CULTURES & TRADITIONS : COMMENT DES HOMMES AUSSI PUISSANTS PEUVENT-ILS S’INCLINER DEVANT DES CHEFS TRADITIONNELS ?

Publié le 26 Août 2019 par Augustin Roger MOMOKANA

Sa Majesté Oba Saburee Babajide Bakre, le nouveau Roi intronisé de Gbagura à Abeokuta, dans le pays Yoruba, est âgé de 59 ans. Il a reçu l’allégeance de l’ancien Chef d’État le général Olusegun Obasanjo, 82 ans.

Le milliardaire Alhadji Ousmanou Abbo assis à même le sol devant le lamido de Garoua Hayatou Alim (Secrétaire d’État auprès du ministre de la santé publique) à l’occasion de ses condoléances au Lamido après les funérailles de son frère ainé le regretté Sadou Hayatou (ancien premier ministre du Cameroun).

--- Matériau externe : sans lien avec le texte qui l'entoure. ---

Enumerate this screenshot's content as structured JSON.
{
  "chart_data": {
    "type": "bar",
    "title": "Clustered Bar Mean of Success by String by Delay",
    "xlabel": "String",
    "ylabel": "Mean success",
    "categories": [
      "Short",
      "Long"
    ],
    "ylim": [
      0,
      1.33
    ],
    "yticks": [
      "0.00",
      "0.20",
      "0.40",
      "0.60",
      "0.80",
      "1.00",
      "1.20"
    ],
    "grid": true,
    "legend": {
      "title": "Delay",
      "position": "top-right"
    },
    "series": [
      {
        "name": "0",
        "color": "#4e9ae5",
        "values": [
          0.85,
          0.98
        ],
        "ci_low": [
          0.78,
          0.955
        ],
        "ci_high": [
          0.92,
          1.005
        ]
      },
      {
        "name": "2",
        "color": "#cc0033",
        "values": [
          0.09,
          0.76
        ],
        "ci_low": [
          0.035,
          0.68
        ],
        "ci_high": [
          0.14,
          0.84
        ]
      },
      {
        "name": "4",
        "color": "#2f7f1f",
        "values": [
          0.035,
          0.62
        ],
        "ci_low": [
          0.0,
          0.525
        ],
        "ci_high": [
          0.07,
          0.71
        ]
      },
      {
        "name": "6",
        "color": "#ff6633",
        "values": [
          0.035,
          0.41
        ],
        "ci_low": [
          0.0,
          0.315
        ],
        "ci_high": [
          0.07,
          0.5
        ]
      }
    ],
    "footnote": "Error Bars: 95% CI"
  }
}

Certains s’offusquent de constater que des chefs traditionnels bamiléké ne prennent pas la main tendue d’une autorité administrative.

Selon eux, l’auxiliaire d’administration qu’est le chef traditionnel ne saurait refuser de prendre la main que lui tend un sous-préfet, un préfet, un gouverneur, un ministre, ou tout simplement le premier ministre.

Il y a quelques années, j’ai été témoin d’une scène analogue. Lors de la célébration des 45 ans au trône de sa majesté Momo Jean Claude, chef supérieur du groupement Foto, de regretté mémoire, le Fon de Bansoh, dans le Nord-Ouest n’avait pas pris la main tendue d’un Vice-premier ministre. L’homme d’État avait vite compris et s’était plutôt incliné devant le monarque.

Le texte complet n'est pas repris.